WASHINGTON — Researchers and public health officials are learning more about COVID-19 every day. That means a huge number of studies have been published with different hypotheses and conclusions since the beginning of the year.
All too often, those studies are misrepresented. That's why the Verify team digs in and does the research to find the facts.
QUESTION: Did a UCLA, Stanford study find that the average 50-64-year-old has a 1 in 19.1 million chance of dying from COVID-19?
ANSWER: No. This is a misrepresentation of the study and its findings.
SOURCE: The June UCLA, Stanford study and one of its authors, Dr. Rajiv Bhatia.
PROCESS:
The Verify team received a link to an Instagram post showing the headline, "UCLA, Stanford Study Finds For Average 50-64 Year Old, Chances Of Dying From COVID-19 Are 1 In 19.1M."
We traced that headline back to One America News Network (OAN), a cable news channel announced to the 2013 Conservative Political Action Conference (CPAC) as a platform for conservative voices. In their article, they link to a June study published by two researchers at Stanford and UCLA as their source for that "1 in 19.1 million" statistic.
But upon reading the study, our Verify researchers did not find that statistic anywhere. It is not a conclusion that the study's authors came to.
We reached out to one of the authors, Dr. Rajiv Bhatia. He said in an email that "this is a misrepresentation of the study and findings...The study is under peer review and is being revised."
Dr. Bhatia told us that the study is not meant to be used to calculate the risks of contracting or dying from COVID-19 on a national scale. The study simply presents an alternative method for calculating risk on a county level.
So, what data does the study use?
The study uses data from some large U.S. counties to attempt to calculate the average risk of severe disease after a person comes in unprotected contact with a random person. Unprotected contact in this situation refers to an interaction with a person without a mask, social distancing, or other methods for disease spread prevention.

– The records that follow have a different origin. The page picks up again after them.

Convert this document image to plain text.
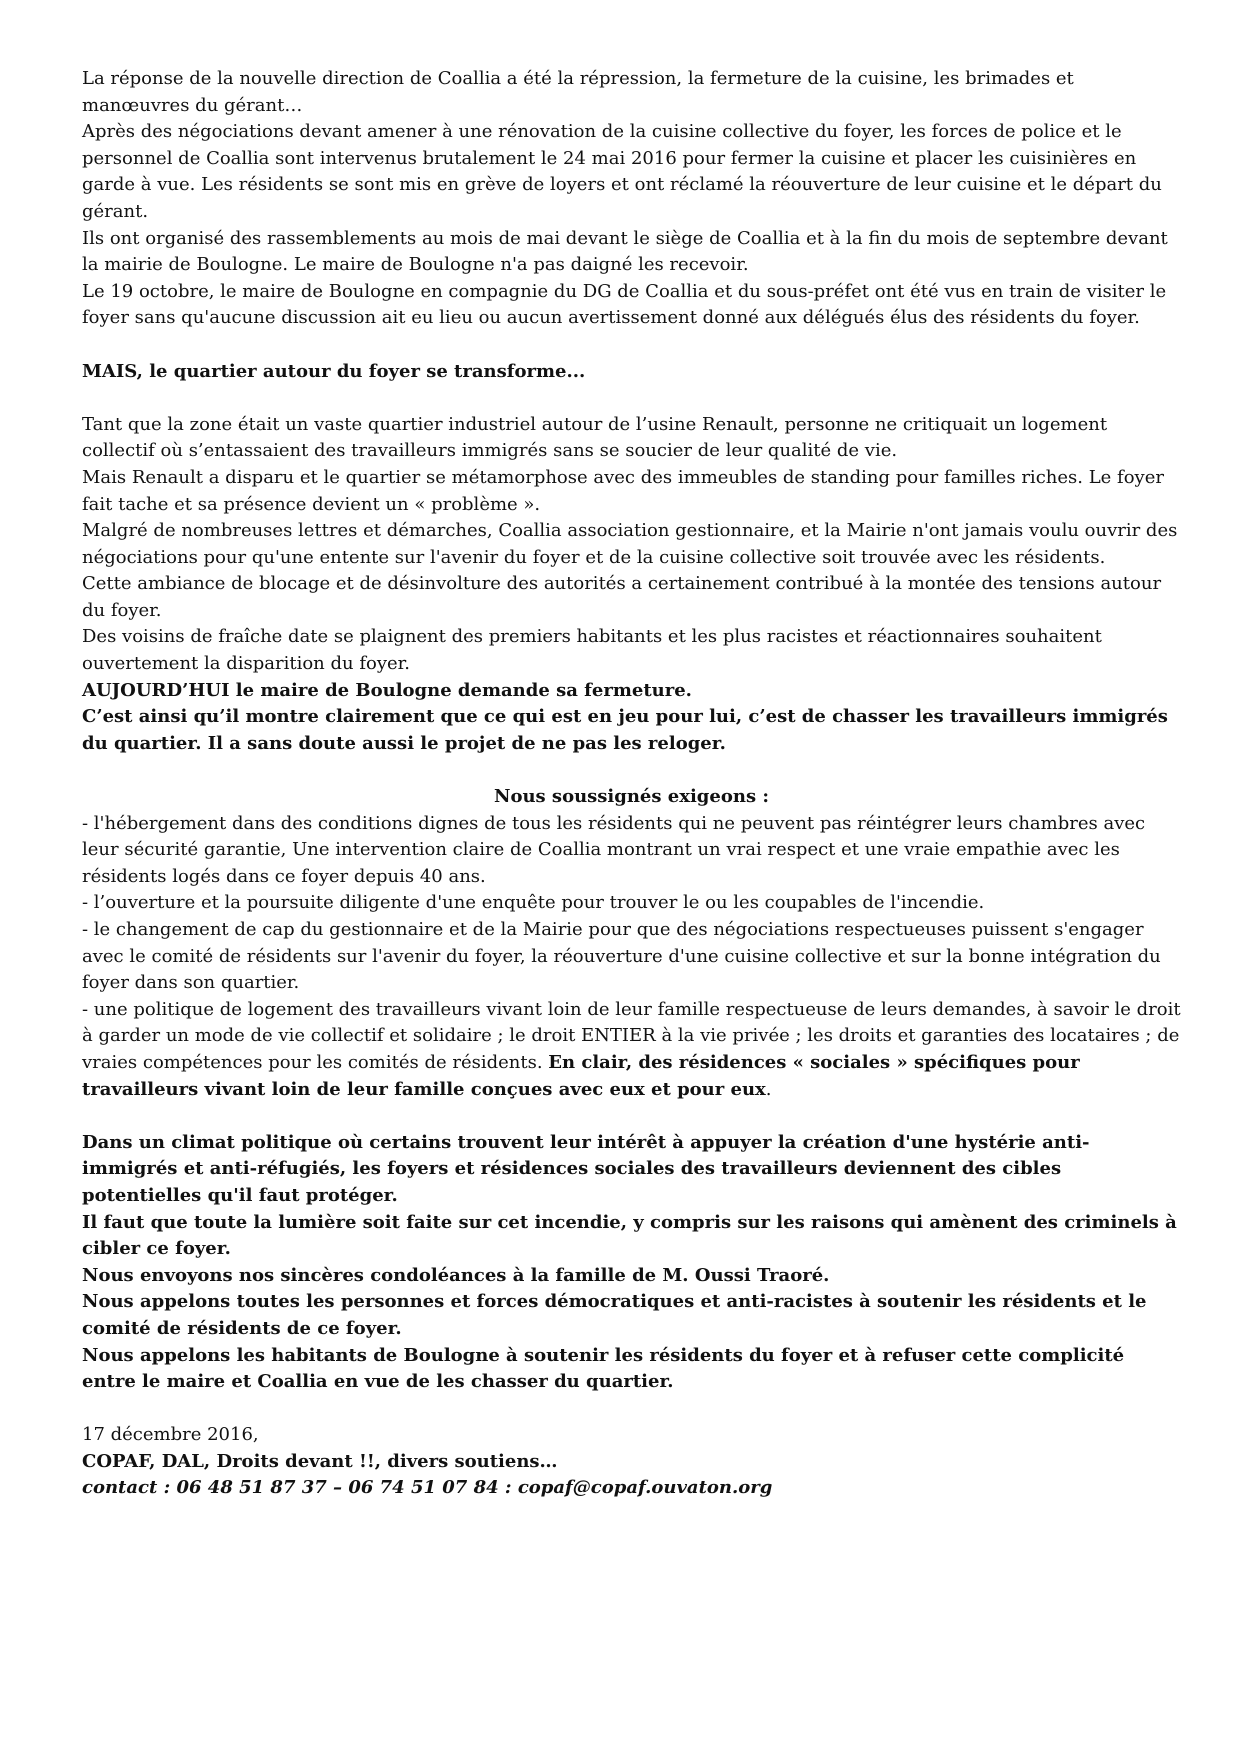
La réponse de la nouvelle direction de Coallia a été la répression, la fermeture de la cuisine, les brimades et manœuvres du gérant…

Après des négociations devant amener à une rénovation de la cuisine collective du foyer, les forces de police et le personnel de Coallia sont intervenus brutalement le 24 mai 2016 pour fermer la cuisine et placer les cuisinières en garde à vue. Les résidents se sont mis en grève de loyers et ont réclamé la réouverture de leur cuisine et le départ du gérant.

Ils ont organisé des rassemblements au mois de mai devant le siège de Coallia et à la fin du mois de septembre devant la mairie de Boulogne. Le maire de Boulogne n'a pas daigné les recevoir.

Le 19 octobre, le maire de Boulogne en compagnie du DG de Coallia et du sous-préfet ont été vus en train de visiter le foyer sans qu'aucune discussion ait eu lieu ou aucun avertissement donné aux délégués élus des résidents du foyer.

MAIS, le quartier autour du foyer se transforme...

Tant que la zone était un vaste quartier industriel autour de l’usine Renault, personne ne critiquait un logement collectif où s’entassaient des travailleurs immigrés sans se soucier de leur qualité de vie.

Mais Renault a disparu et le quartier se métamorphose avec des immeubles de standing pour familles riches. Le foyer fait tache et sa présence devient un « problème ».

Malgré de nombreuses lettres et démarches, Coallia association gestionnaire, et la Mairie n'ont jamais voulu ouvrir des négociations pour qu'une entente sur l'avenir du foyer et de la cuisine collective soit trouvée avec les résidents.

Cette ambiance de blocage et de désinvolture des autorités a certainement contribué à la montée des tensions autour du foyer.

Des voisins de fraîche date se plaignent des premiers habitants et les plus racistes et réactionnaires souhaitent ouvertement la disparition du foyer.

AUJOURD’HUI le maire de Boulogne demande sa fermeture.

C’est ainsi qu’il montre clairement que ce qui est en jeu pour lui, c’est de chasser les travailleurs immigrés du quartier. Il a sans doute aussi le projet de ne pas les reloger.

Nous soussignés exigeons :

- l'hébergement dans des conditions dignes de tous les résidents qui ne peuvent pas réintégrer leurs chambres avec leur sécurité garantie, Une intervention claire de Coallia montrant un vrai respect et une vraie empathie avec les résidents logés dans ce foyer depuis 40 ans.

- l’ouverture et la poursuite diligente d'une enquête pour trouver le ou les coupables de l'incendie.

- le changement de cap du gestionnaire et de la Mairie pour que des négociations respectueuses puissent s'engager avec le comité de résidents sur l'avenir du foyer, la réouverture d'une cuisine collective et sur la bonne intégration du foyer dans son quartier.

- une politique de logement des travailleurs vivant loin de leur famille respectueuse de leurs demandes, à savoir le droit à garder un mode de vie collectif et solidaire ; le droit ENTIER à la vie privée ; les droits et garanties des locataires ; de vraies compétences pour les comités de résidents. En clair, des résidences « sociales » spécifiques pour travailleurs vivant loin de leur famille conçues avec eux et pour eux.

Dans un climat politique où certains trouvent leur intérêt à appuyer la création d'une hystérie anti-immigrés et anti-réfugiés, les foyers et résidences sociales des travailleurs deviennent des cibles potentielles qu'il faut protéger.

Il faut que toute la lumière soit faite sur cet incendie, y compris sur les raisons qui amènent des criminels à cibler ce foyer.

Nous envoyons nos sincères condoléances à la famille de M. Oussi Traoré.

Nous appelons toutes les personnes et forces démocratiques et anti-racistes à soutenir les résidents et le comité de résidents de ce foyer.

Nous appelons les habitants de Boulogne à soutenir les résidents du foyer et à refuser cette complicité entre le maire et Coallia en vue de les chasser du quartier.

17 décembre 2016,

COPAF, DAL, Droits devant !!, divers soutiens…

contact : 06 48 51 87 37 – 06 74 51 07 84 : copaf@copaf.ouvaton.org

A section of the discussion in Dr. Bhatia's paper is devoted to pointing out the unknown factors that would need to be taken into account when using this method to conduct an accurate risk analysis. Those factors include contact tracing data, varying immune responses, and the differences between household spread and community spread.
So we're Verifying — the risk of an average 50-64-year-old dying from COVID-19 is NOT 1 in 19.1 million.
The OAN story in question, which has garnered more than 700,000 views on YouTube, goes on to say that the UCLA, Stanford study says "people are vastly overestimating their chances of getting sick and going to the hospital, especially here in the US." The study says nothing of the sort.